25 Ocak 2015 Pazar

Tek Devre Yetti

  Perşembe akşamı kupa maçında Diyarbakır Büyükşehir Belediyespor karşısında aldığımız sürpriz mağlubiyet, bugün için ölçü olamazdı şüphesiz. Eksiklerimizin oluşu belki bir takım soru işaretleri oluşturuyordu ancak rakip Rizespor’da aynı dertten muzdaripti. Öyle ki, iki takımda karşılaşmaya as olmayan 2 stoperiyle başladı.
  Burak Yılmaz’ın yokluğunda Hamza Hoca sistem değişikliğine gidip Prandelli döneminin çok tartışılan tek forvetli 4-5-1 dizilişine dönmüştü. Umut Bulut pivot santrafor, soldan Emre sağdan Bruma ortadan da Sneijder onu destekleyen üçlü. Kağıt üzerinde bakıldığı zaman bu sistem için iş yapmaz diyemeyiz. Ancak ne var ki, Umut Bulut’un Burak'a oranla oldukça kısıtlı yetenekleri işleri bizim için biraz zorlaştırabilirdi.
  Oyuna bir hayli hırslı ve istekli başladık. Hatta ilk 20-25 dakika sadece Rizespor ceza sahası civarında oynandı desem yanlış olmaz herhalde. Bana göre o bölümde ortaya koyduğumuz performans, bu sezonun en iyi Galatasaray’ıydı. Golün erken gelmesi de tezimin doğruluğunu bir nebze de olsa kanıtlar nitelikteydi.
  Hakan Balta’nın uzun topunu Selçuk çok iyi indirdi ve bir anda 3 Rizesporlu’yu birden oyundan düşürdü. Sonrasında da ‘’Al da at’’ dercesine Sneijder’in önüne yuvarladı. Sneijder’de bu ikramı geri çevirmedi.

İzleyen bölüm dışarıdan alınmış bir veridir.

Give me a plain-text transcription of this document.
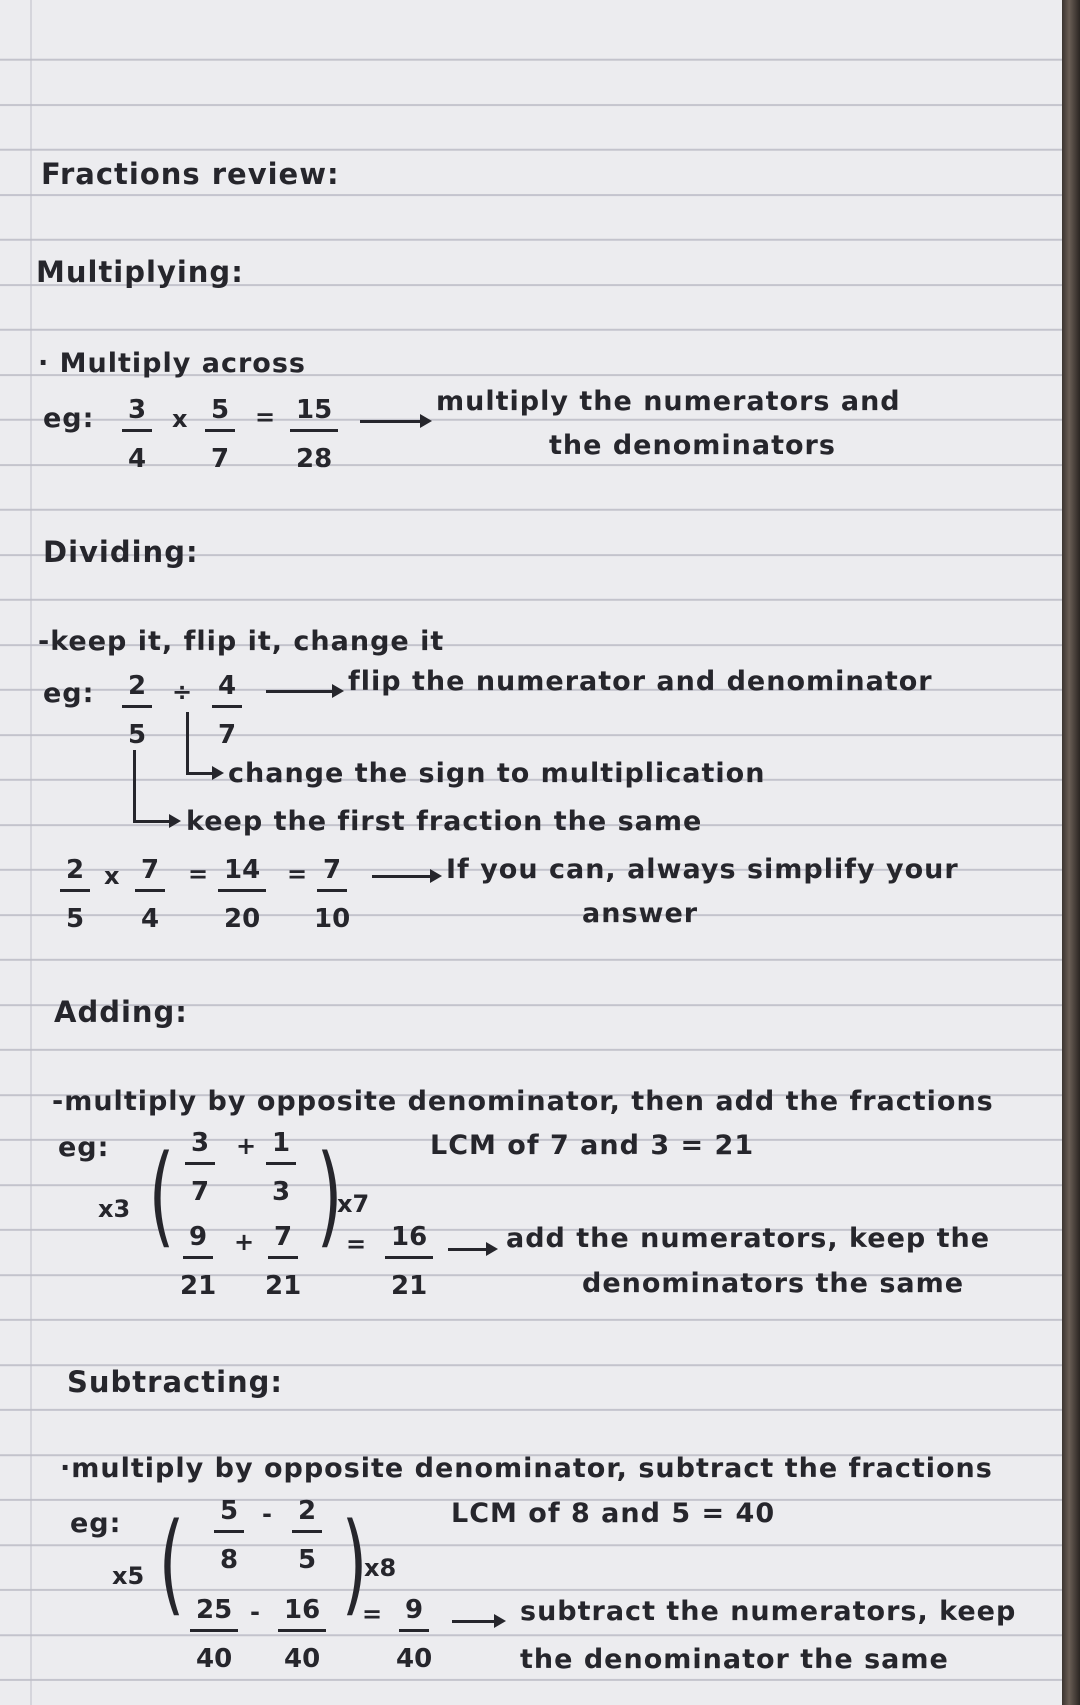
Fractions review:
Multiplying:
· Multiply across
eg: 3
4
x 5
7
= 15
28
multiply the numerators and
the denominators
Dividing:
-keep it, flip it, change it
eg: 2
5
÷ 4
7
flip the numerator and denominator
change the sign to multiplication
keep the first fraction the same
2
5
x 7
4
= 14
20
= 7
10
If you can, always simplify your
answer
Adding:
-multiply by opposite denominator, then add the fractions
eg:	3
7
+ 1
3
LCM of 7 and 3 = 21
x3 ( )
x7
9
21
+ 7
21
= 16
21
add the numerators, keep the
denominators the same
Subtracting:
·multiply by opposite denominator, subtract the fractions
eg:	5
8
- 2
5
LCM of 8 and 5 = 40
x5 ( )
x8
25
40
- 16
40
= 9
40
subtract the numerators, keep
the denominator the same
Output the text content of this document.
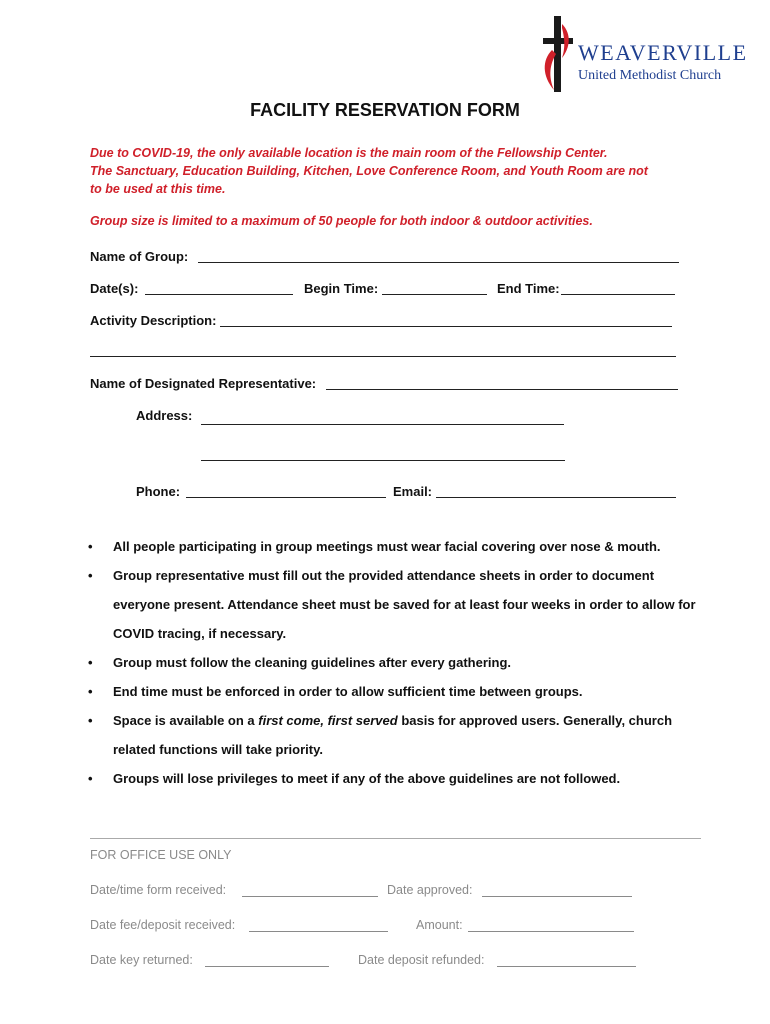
WEAVERVILLE
United Methodist Church
FACILITY RESERVATION FORM
Due to COVID-19, the only available location is the main room of the Fellowship Center.
The Sanctuary, Education Building, Kitchen, Love Conference Room, and Youth Room are not
to be used at this time.
Group size is limited to a maximum of 50 people for both indoor & outdoor activities.
Name of Group:
Date(s):	Begin Time:	End Time:
Activity Description:
Name of Designated Representative:
Address:
Phone:	Email:
• All people participating in group meetings must wear facial covering over nose & mouth.
• Group representative must fill out the provided attendance sheets in order to document everyone present. Attendance sheet must be saved for at least four weeks in order to allow for COVID tracing, if necessary.
• Group must follow the cleaning guidelines after every gathering.
• End time must be enforced in order to allow sufficient time between groups.
• Space is available on a first come, first served basis for approved users. Generally, church related functions will take priority.
• Groups will lose privileges to meet if any of the above guidelines are not followed.
FOR OFFICE USE ONLY
Date/time form received:	Date approved:
Date fee/deposit received:	Amount:
Date key returned:	Date deposit refunded:
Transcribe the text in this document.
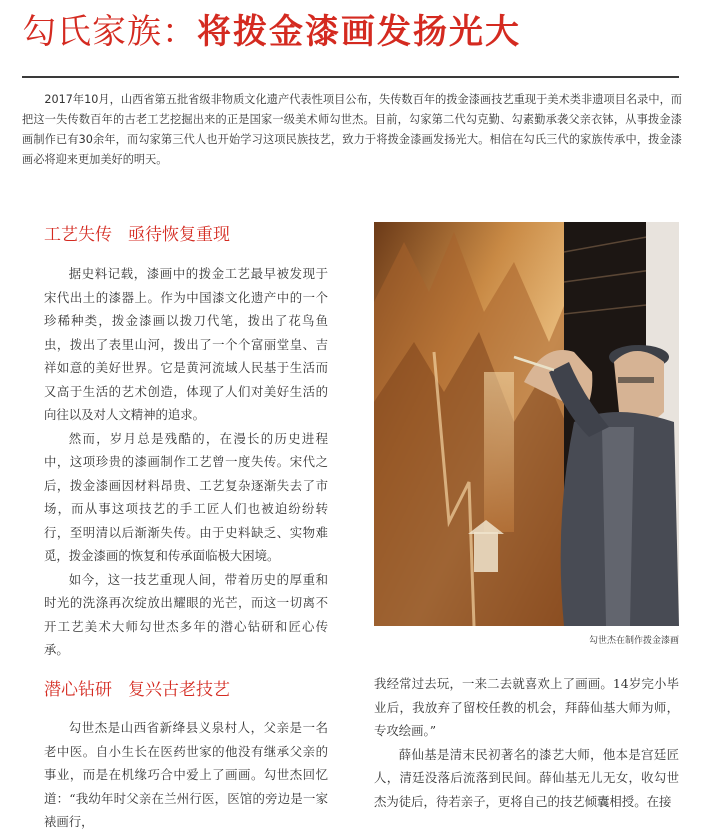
勾氏家族：将拨金漆画发扬光大

2017年10月，山西省第五批省级非物质文化遗产代表性项目公布，失传数百年的拨金漆画技艺重现于美术类非遗项目名录中，而把这一失传数百年的古老工艺挖掘出来的正是国家一级美术师勾世杰。目前，勾家第二代勾克勤、勾素勤承袭父亲衣钵，从事拨金漆画制作已有30余年，而勾家第三代人也开始学习这项民族技艺，致力于将拨金漆画发扬光大。相信在勾氏三代的家族传承中，拨金漆画必将迎来更加美好的明天。

工艺失传 亟待恢复重现

据史料记载，漆画中的拨金工艺最早被发现于宋代出土的漆器上。作为中国漆文化遗产中的一个珍稀种类，拨金漆画以拨刀代笔，拨出了花鸟鱼虫，拨出了表里山河，拨出了一个个富丽堂皇、吉祥如意的美好世界。它是黄河流域人民基于生活而又高于生活的艺术创造，体现了人们对美好生活的向往以及对人文精神的追求。

然而，岁月总是残酷的，在漫长的历史进程中，这项珍贵的漆画制作工艺曾一度失传。宋代之后，拨金漆画因材料昂贵、工艺复杂逐渐失去了市场，而从事这项技艺的手工匠人们也被迫纷纷转行，至明清以后渐渐失传。由于史料缺乏、实物难觅，拨金漆画的恢复和传承面临极大困境。

如今，这一技艺重现人间，带着历史的厚重和时光的洗涤再次绽放出耀眼的光芒，而这一切离不开工艺美术大师勾世杰多年的潜心钻研和匠心传承。

勾世杰在制作拨金漆画
潜心钻研 复兴古老技艺

勾世杰是山西省新绛县义泉村人，父亲是一名老中医。自小生长在医药世家的他没有继承父亲的事业，而是在机缘巧合中爱上了画画。勾世杰回忆道：“我幼年时父亲在兰州行医，医馆的旁边是一家裱画行，

我经常过去玩，一来二去就喜欢上了画画。14岁完小毕业后，我放弃了留校任教的机会，拜薛仙基大师为师，专攻绘画。”

薛仙基是清末民初著名的漆艺大师，他本是宫廷匠人，清廷没落后流落到民间。薛仙基无儿无女，收勾世杰为徒后，待若亲子，更将自己的技艺倾囊相授。在接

  Golün erken gelmesi oyuncularımızı bir hayli rahatlattı doğal olarak. Bu sayede de zaten iyi başladıkları karşılaşmada daha özgüvenli oynamaya başladılar. Ardı ardına Sneijder, Bruma ve Umut Bulut’la birçok gol pozisyonuna girdik. Ancak Serkan Kırıntılı’yı bir türlü geçemedik.

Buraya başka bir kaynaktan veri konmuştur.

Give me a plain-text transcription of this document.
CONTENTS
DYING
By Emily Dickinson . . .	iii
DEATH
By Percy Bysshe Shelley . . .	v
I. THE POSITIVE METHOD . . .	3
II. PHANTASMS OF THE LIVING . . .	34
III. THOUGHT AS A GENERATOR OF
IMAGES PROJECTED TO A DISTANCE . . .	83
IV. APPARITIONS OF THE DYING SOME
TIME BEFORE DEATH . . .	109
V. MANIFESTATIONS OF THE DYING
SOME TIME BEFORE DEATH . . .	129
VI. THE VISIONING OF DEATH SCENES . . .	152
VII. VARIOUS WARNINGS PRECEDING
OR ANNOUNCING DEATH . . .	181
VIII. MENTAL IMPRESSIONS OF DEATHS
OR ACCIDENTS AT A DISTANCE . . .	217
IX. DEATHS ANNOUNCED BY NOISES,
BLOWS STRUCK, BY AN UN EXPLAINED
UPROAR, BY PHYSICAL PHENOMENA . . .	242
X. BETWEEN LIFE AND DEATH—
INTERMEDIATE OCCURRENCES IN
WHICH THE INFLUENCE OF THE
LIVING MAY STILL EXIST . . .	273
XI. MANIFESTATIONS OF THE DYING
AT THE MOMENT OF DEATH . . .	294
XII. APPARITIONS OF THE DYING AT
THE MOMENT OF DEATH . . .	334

  25’ten sonra yavaş yavaş vites düşürmeye başladık. Çünkü 90 dakikayı bu tempoda oynamaya kalksak, 60’ta kondisyon olarak bitebilirdik. Zaten dünya üzerinde çok az takım 90 dakikayı aynı tempoda götürebiliyor. O takımlar da şu an Avrupa futbolunun zirvesindeler zaten…
  Tabi daha kontrollü oynamaya başlamamız , ister istemez Rizespor’a rakip yarı alana daha fazla gelebilme imkanı tanıdı. Ne var ki, çok ciddi ataklar geliştiremediler.
  Dakikalar 40’ı gösterirken Sneijder’in müthiş pası Bruma’yı bir anda Serkanla karşı karşıya bıraktı. Geldiği günden bu yana en büyük eksiği olan ‘’son hareketlerde’’ bu kez doğruyu yaptı Bruma. Şık bir aşırtmayla aradaki farkı 2’ye çıkardı.
   Açıkçası ilk 45 dakikanın her anlamda hakimi bizdik. İstediğimiz an tempo yaptık, istediğimiz an hız kestik. Bunun neticesinde de çok zorlanmadan skora gittik. Yani her şey istediğimiz gibi gitti.
  İkinci devrede ise tempoyu oldukça düşüren bir Galatasaray vardı sahada. Belli ki Hamza Hoca ‘’Kendinizi yormayın, fazla efor sarfetmeyin’’ demiş soyunma odasında. Bu durum doğal olarak Rizespor’un işine yaradı. İlk 45 dakikada kalemize gelmekte ve pozisyon bulmakta oldukça zorlanan konuk ekip, ikinci devrede ise birçok fırsat yakaladı. Ancak ne var ki son vuruşlarda çok başarısızdılar.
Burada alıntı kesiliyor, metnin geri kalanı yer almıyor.